Why do LED throwies last longer than expected with a small 3V watch battery?

[lampshade]

Hello,

You've probably already seen sites about "LED throwies" which are little circuits made of

An LED
A small 3V watch battery
A Magnet
Some Tape

The idea is that you make these and then stick them to different things and the glow and are pretty.

Anyway, with that background out of the way, I'm confused about something and I haven't been satisfied by the answers I've gotten when discussing it with people.

Your standard LED throwie apparently stays lit for a about a week, but the battery is only rated for ~180mAhr. This doesn't make too much sense to me because I see over and over again that LED's draw 20mA. If that is true, wouldn't they only last 9 hours?

My thinking is that one of the following is true in some form, but I don't know which is the most correct.

1. The LED itself has some current limiting resistance.
2. Because the 3v of the battery barely covers the threshold voltage, the LED won't be really on and therefore only draw a small amount of current
3. The battery for physical reasons, someway, only outputs a small amount of current and doesn't short to a larger one.

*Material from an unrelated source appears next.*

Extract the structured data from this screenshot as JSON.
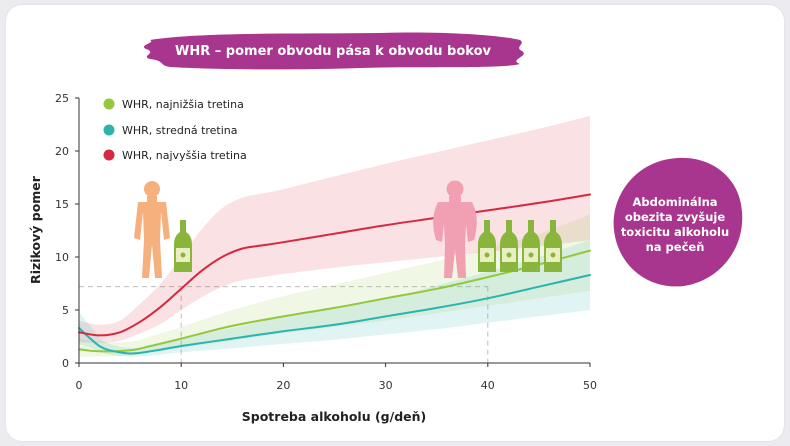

I know this is probably a simple problem, but it is one that I'm really confused on. Any help would be greatly appreciated.

Thanks in advance,

 

[Redbelly98]

LED's (or any diode) do have some internal resistance, but in this case it is the battery's internal resistance that limits the current.

LED's are often specified to run at 20mA. That doesn't mean they always draw 20mA, it can be more or less depending on the power source they are attached to. Even with just 1 or a few mA running through it, there will be a visible glow from the LED.

 

[Oberst Villa]

You should google for "Low Current LED", as far as I remember they can give sufficient brightness down to 2mA.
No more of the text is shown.